Examples of out-of-scope reports:

• "A malicious custom assertion reads process.env and posts it to a webhook" → Expected behavior; custom code runs with your permissions
• "A third-party prompt pack includes a transform that runs shell commands" → Expected behavior; don't run untrusted configs
• "A third-party model returns template syntax that is rendered or processed by a built-in assertion or grader and appears in a grading prompt" → Expected behavior; the configured eval pipeline processes runtime data as part of normal operation.
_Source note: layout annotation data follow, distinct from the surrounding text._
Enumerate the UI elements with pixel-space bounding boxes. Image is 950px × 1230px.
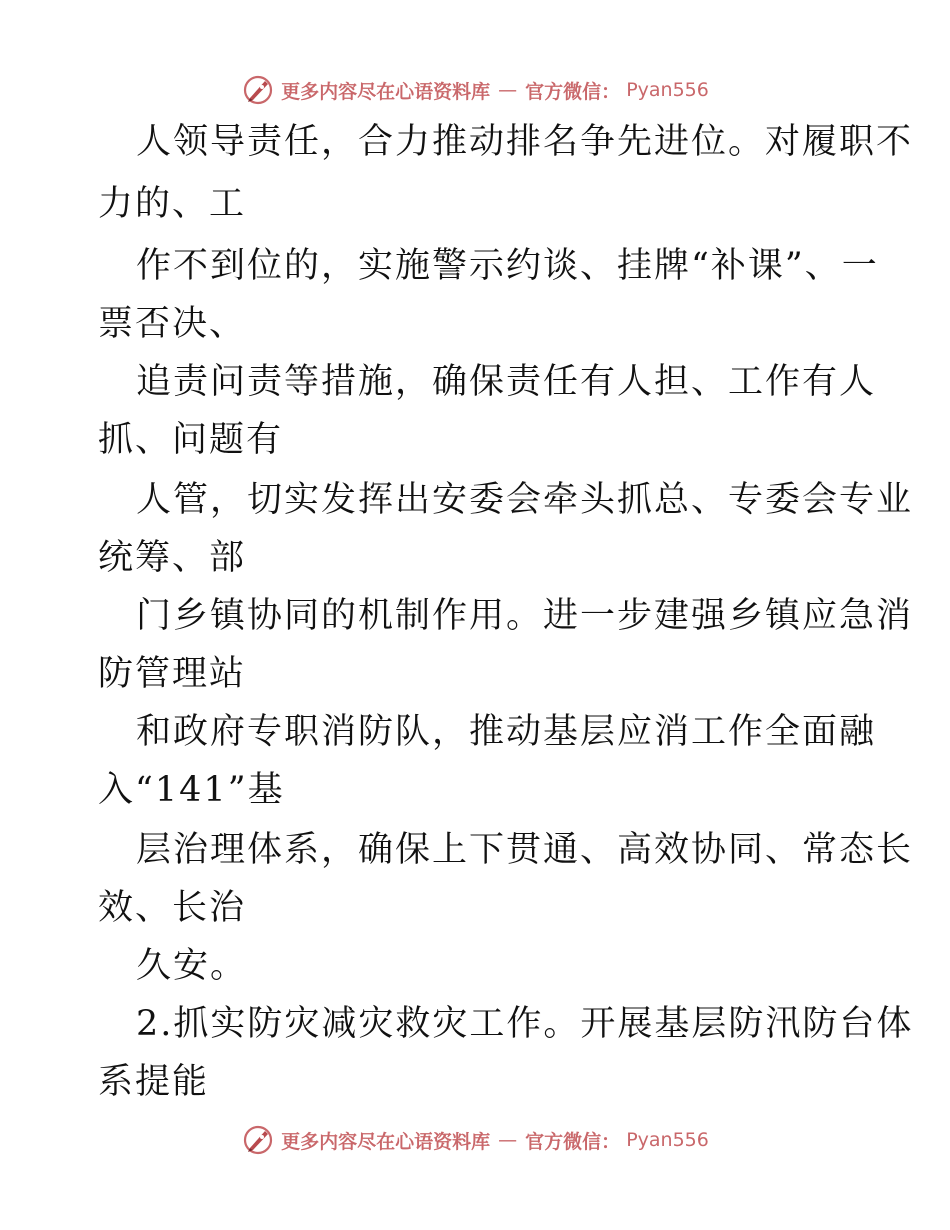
text-line: 防管理站 <box>98 654 247 694</box>
header-watermark <box>0 70 950 110</box>
watermark-brand: 更多内容尽在心语资料库 <box>281 1130 491 1153</box>
text-line: 门乡镇协同的机制作用。进一步建强乡镇应急消 <box>136 596 914 636</box>
text-line: 票否决、 <box>98 304 247 344</box>
watermark-brand: 更多内容尽在心语资料库 <box>281 80 491 103</box>
text-line: 入“141”基 <box>98 770 285 810</box>
text-line: 层治理体系，确保上下贯通、高效协同、常态长 <box>136 830 914 870</box>
quill-pen-logo-icon <box>241 73 275 107</box>
text-line: 追责问责等措施，确保责任有人担、工作有人 <box>136 362 877 402</box>
text-line: 系提能 <box>98 1062 210 1102</box>
text-line: 2.抓实防灾减灾救灾工作。开展基层防汛防台体 <box>136 1004 914 1044</box>
watermark-separator: — <box>498 79 518 101</box>
text-line: 人领导责任，合力推动排名争先进位。对履职不 <box>136 122 914 162</box>
footer-watermark <box>0 1120 950 1160</box>
watermark-id: Pyan556 <box>626 79 709 101</box>
watermark-channel: 官方微信： <box>525 1130 621 1153</box>
text-line: 作不到位的，实施警示约谈、挂牌“补课”、一 <box>136 246 879 286</box>
text-line: 抓、问题有 <box>98 420 284 460</box>
quill-pen-logo-icon <box>241 1123 275 1157</box>
watermark-channel: 官方微信： <box>525 80 621 103</box>
text-line: 统筹、部 <box>98 538 247 578</box>
text-line: 和政府专职消防队，推动基层应消工作全面融 <box>136 712 877 752</box>
text-line: 人管，切实发挥出安委会牵头抓总、专委会专业 <box>136 480 914 520</box>
text-line: 久安。 <box>136 946 248 986</box>
text-line: 力的、工 <box>98 184 247 224</box>
watermark-separator: — <box>498 1129 518 1151</box>
text-line: 效、长治 <box>98 888 247 928</box>
watermark-id: Pyan556 <box>626 1129 709 1151</box>
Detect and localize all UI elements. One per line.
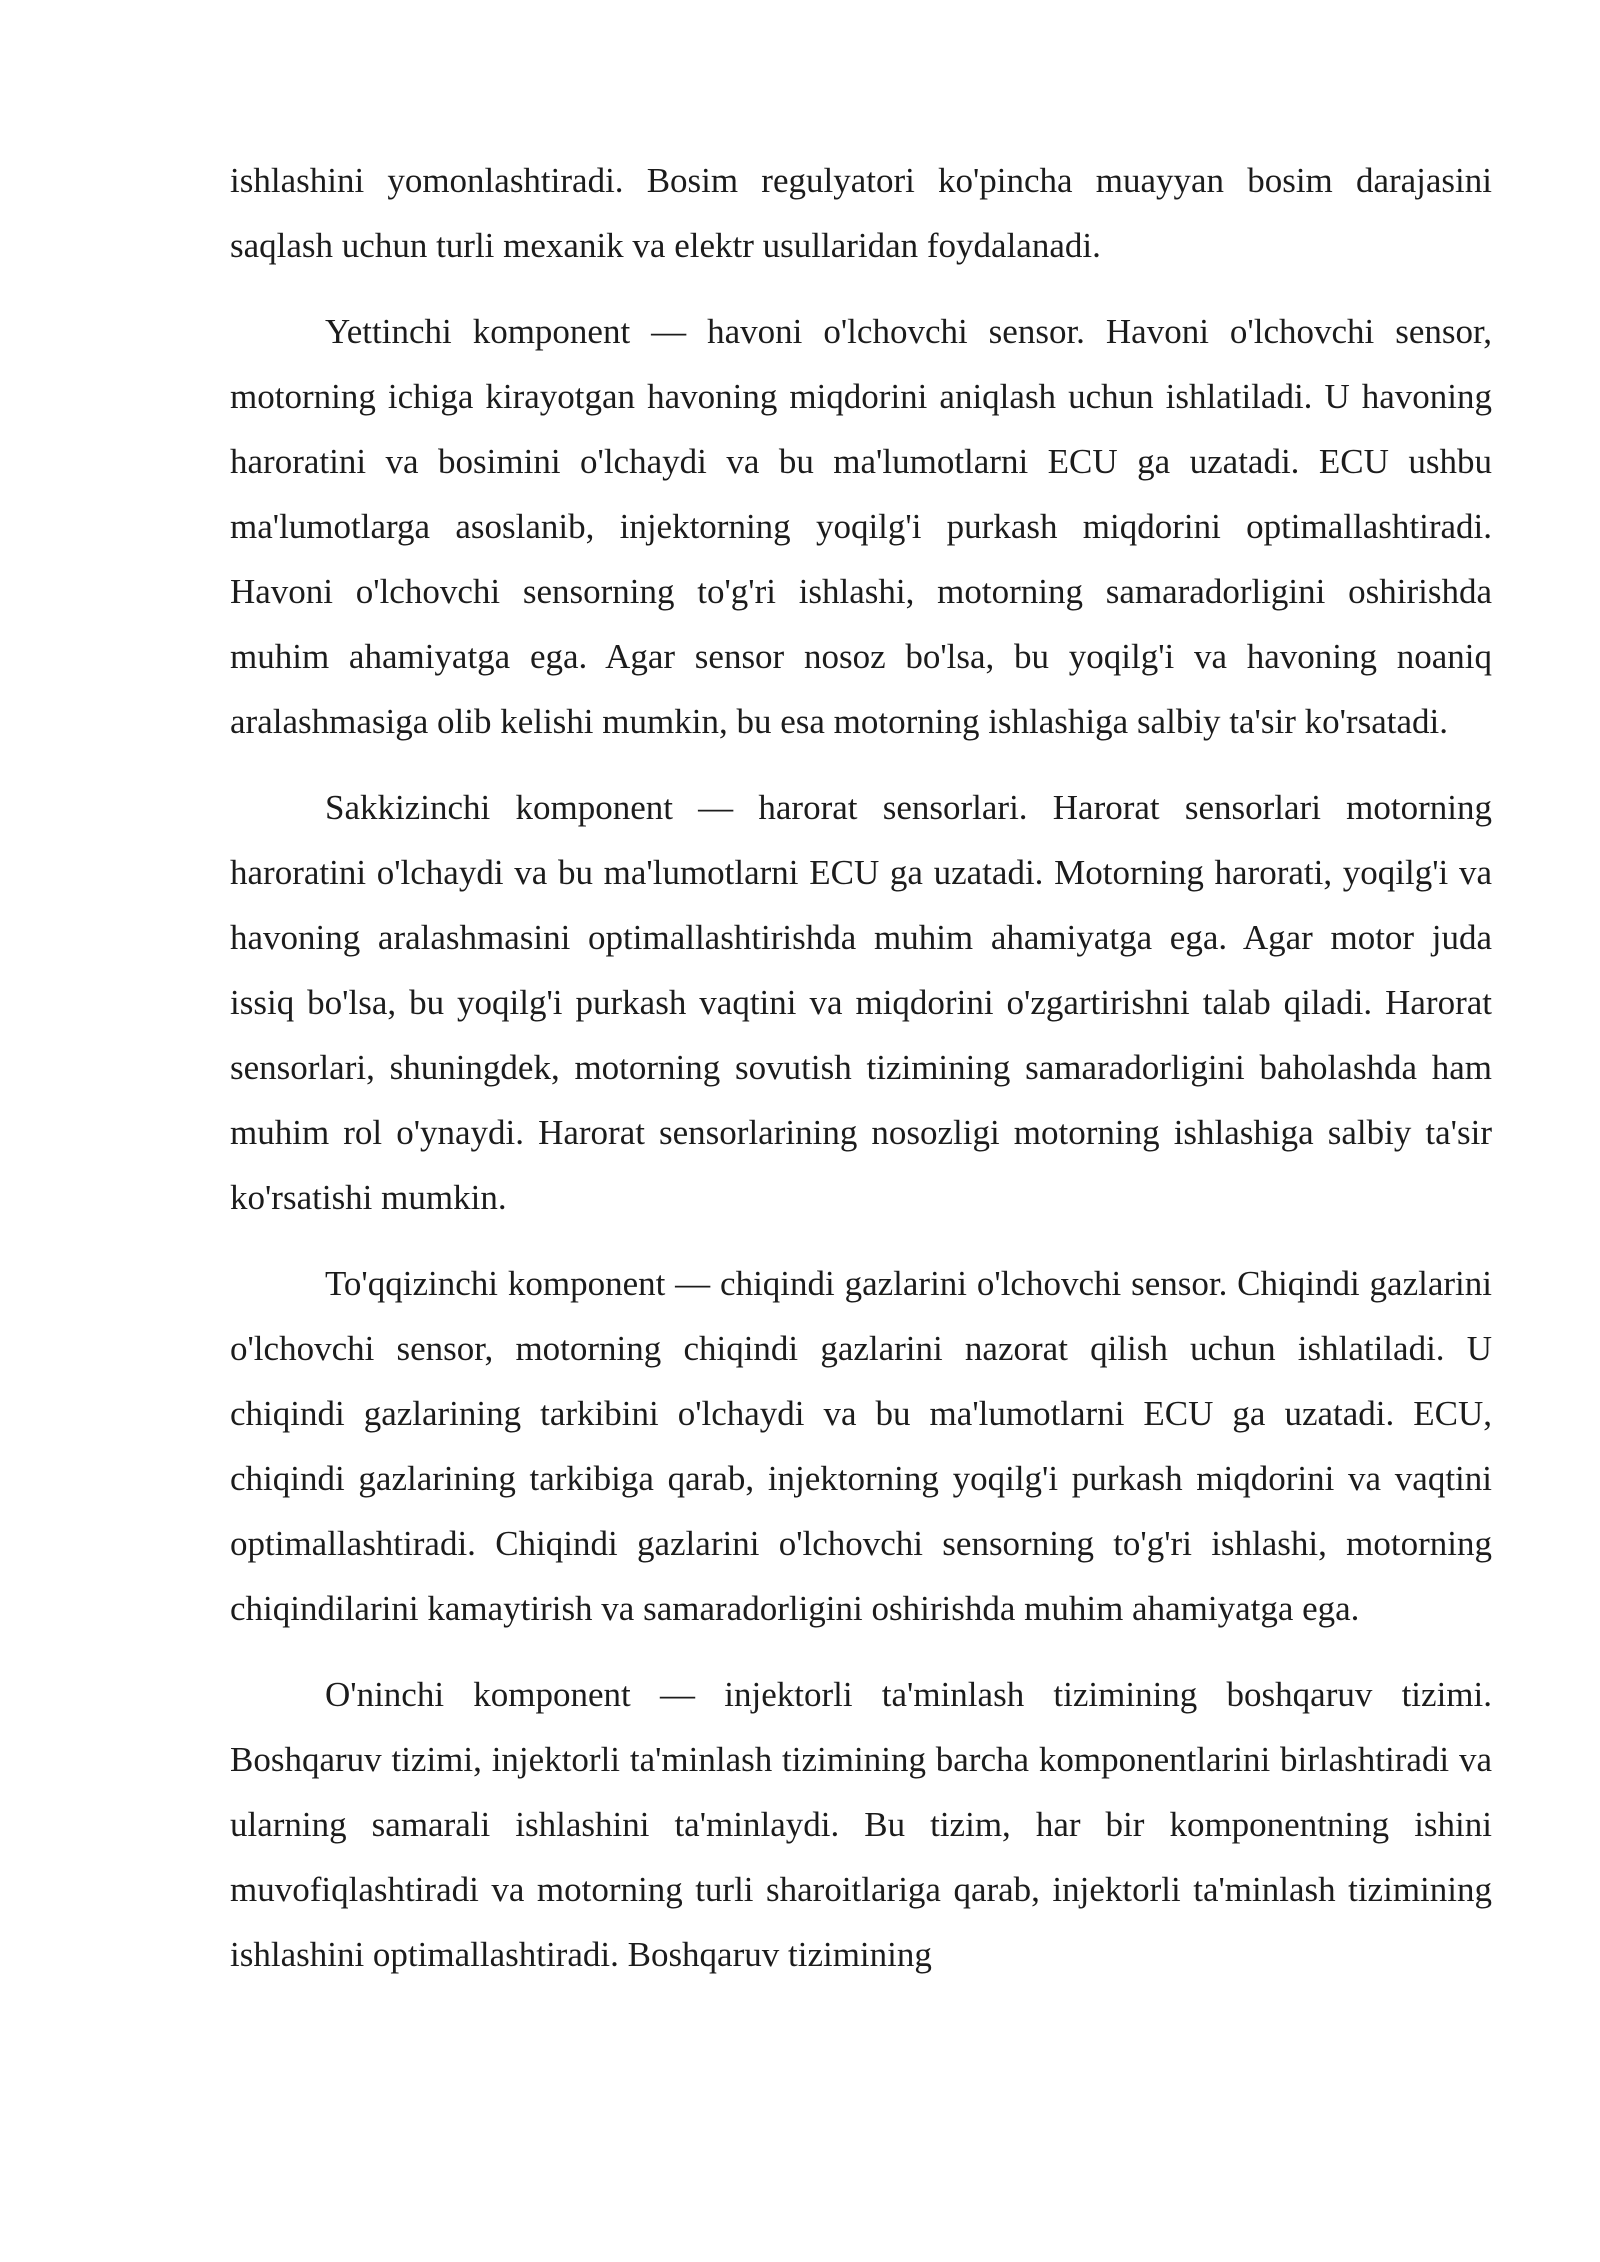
paragraph-air-sensor: Yettinchi komponent — havoni o'lchovchi sensor. Havoni o'lchovchi sensor, motorning ichiga kirayotgan havoning miqdorini aniqlash uchun ishlatiladi. U havoning haroratini va bosimini o'lchaydi va bu ma'lumotlarni ECU ga uzatadi. ECU ushbu ma'lumotlarga asoslanib, injektorning yoqilg'i purkash miqdorini optimallashtiradi. Havoni o'lchovchi sensorning to'g'ri ishlashi, motorning samaradorligini oshirishda muhim ahamiyatga ega. Agar sensor nosoz bo'lsa, bu yoqilg'i va havoning noaniq aralashmasiga olib kelishi mumkin, bu esa motorning ishlashiga salbiy ta'sir ko'rsatadi. (230, 312, 1492, 741)
paragraph-pressure-regulator-continuation: ishlashini yomonlashtiradi. Bosim regulyatori ko'pincha muayyan bosim darajasini saqlash uchun turli mexanik va elektr usullaridan foydalanadi. (230, 161, 1492, 265)
paragraph-exhaust-gas-sensor: To'qqizinchi komponent — chiqindi gazlarini o'lchovchi sensor. Chiqindi gazlarini o'lchovchi sensor, motorning chiqindi gazlarini nazorat qilish uchun ishlatiladi. U chiqindi gazlarining tarkibini o'lchaydi va bu ma'lumotlarni ECU ga uzatadi. ECU, chiqindi gazlarining tarkibiga qarab, injektorning yoqilg'i purkash miqdorini va vaqtini optimallashtiradi. Chiqindi gazlarini o'lchovchi sensorning to'g'ri ishlashi, motorning chiqindilarini kamaytirish va samaradorligini oshirishda muhim ahamiyatga ega. (230, 1264, 1492, 1628)
paragraph-control-system: O'ninchi komponent — injektorli ta'minlash tizimining boshqaruv tizimi. Boshqaruv tizimi, injektorli ta'minlash tizimining barcha komponentlarini birlashtiradi va ularning samarali ishlashini ta'minlaydi. Bu tizim, har bir komponentning ishini muvofiqlashtiradi va motorning turli sharoitlariga qarab, injektorli ta'minlash tizimining ishlashini optimallashtiradi. Boshqaruv tizimining (230, 1675, 1492, 1974)
document-page (230, 148, 1492, 2008)
paragraph-temperature-sensors: Sakkizinchi komponent — harorat sensorlari. Harorat sensorlari motorning haroratini o'lchaydi va bu ma'lumotlarni ECU ga uzatadi. Motorning harorati, yoqilg'i va havoning aralashmasini optimallashtirishda muhim ahamiyatga ega. Agar motor juda issiq bo'lsa, bu yoqilg'i purkash vaqtini va miqdorini o'zgartirishni talab qiladi. Harorat sensorlari, shuningdek, motorning sovutish tizimining samaradorligini baholashda ham muhim rol o'ynaydi. Harorat sensorlarining nosozligi motorning ishlashiga salbiy ta'sir ko'rsatishi mumkin. (230, 788, 1492, 1217)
Run adversarial models with isolation and scoped credentials
• "An HTTP provider fetches a URL produced from a prompt or test variable" → Expected behavior; provider requests are part of the configured eval flow
• "The local web API executes provider transforms as code" → Expected behavior; the web API has the same trust model as the CLI
• "A trusted local MCP client asks Promptfoo to run an eval or inspect a config" → Expected behavior; MCP tools have the same trust model as local CLI invocations unless a documented MCP hardening control is bypassed
• "An API key, bearer token, prompt, response, or config value appears in a local DB row, cache entry, report, export, or UI view generated by my own run" → Usually a hardening or privacy bug rather than a security-boundary bypass, unless Promptfoo bypassed a documented redaction or disable/opt-out control or the artifact is uploaded, shared, exported, or exposed beyond the same account
• "A malicious website can reach the local server if I replay browser headers with curl" → Not a valid browser repro, and local-server browser-origin claims are out of scope

If unsure whether something is in scope, report it anyway.

Thank you for helping keep Promptfoo and its users safe.